3.4 How secure is your browsing?
Web browsers have made it easy to determine if a website is using TLS/SSL by:
- Making all secure addresses begin ‘https://’ (rather than ‘http://’) with the s standing for ‘secure’. Examples include Gmail, at https://mail.google.com/ [Tip: hold Ctrl and click a link to open it in a new tab. (Hide tip)] ; Google defaults to Google Safe Search at https://www.google.com/, which means that your search requests and results cannot be seen by others.
- Showing a closed padlock symbol in or near the top of your browser window.
Activity 2 Your own browsing security
Visit a website that you use regularly (it could be this one!) and find a page that you would expect to use a secure network connection. A common example would be your webmail account or online banking website. Use your browser’s help feature and click on the padlock icon to find out about its meaning.
Research browsing security online.

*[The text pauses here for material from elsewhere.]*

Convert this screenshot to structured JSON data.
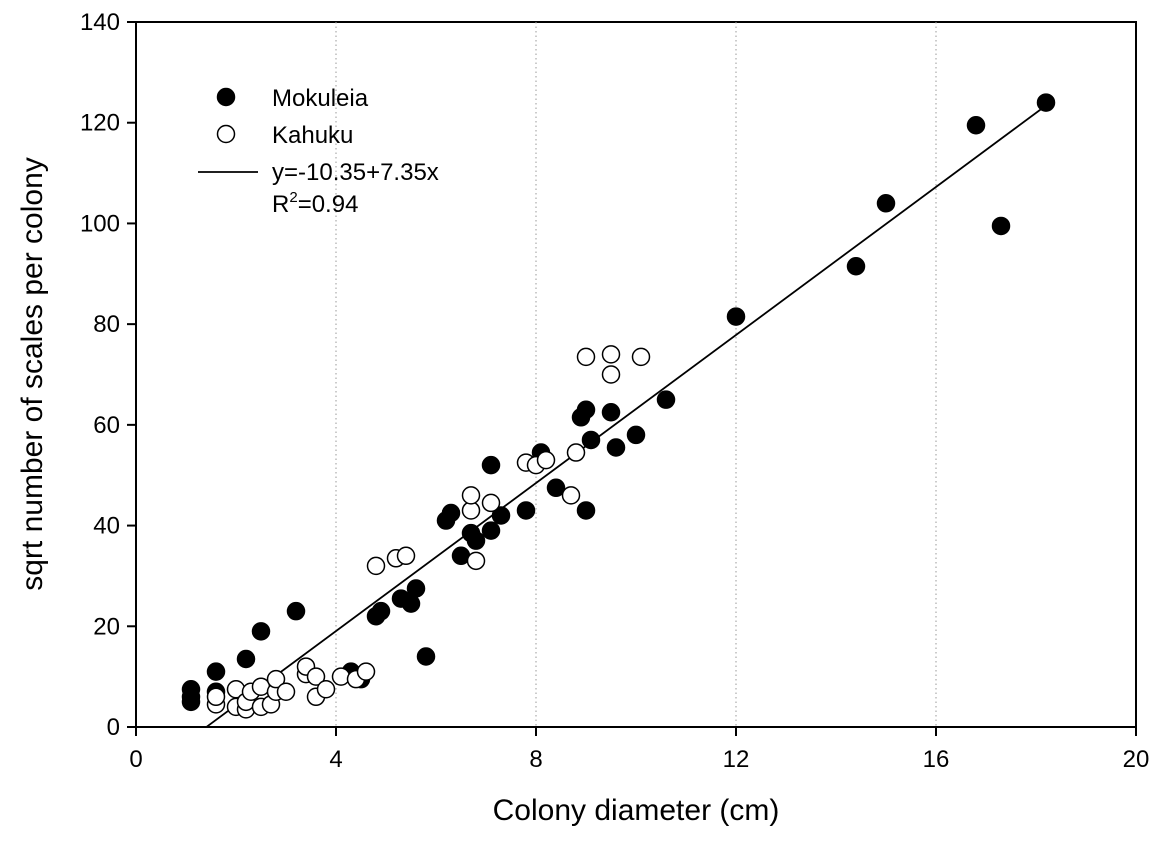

You might find that your browser shows different versions of the padlock to highlight potential problems with the secure connection.
Up until 2019, the DNS information requested was sent as plain text and could be intercepted even when the data being sent or requested was encrypted. From 2019, it has become possible for DNS requests to be encrypted. In a Firefox browser go to settings, then network settings and select the enable DNS over HTTPS checkbox.
As mentioned in Week 4, Chrome 78 is also experimenting with this feature, which can be enabled by browsing to ‘chrome://flags/’ in your Chrome browser, searching for ‘dns-over-https’ and enabling this feature. You will have to restart the browser for this change to take effect.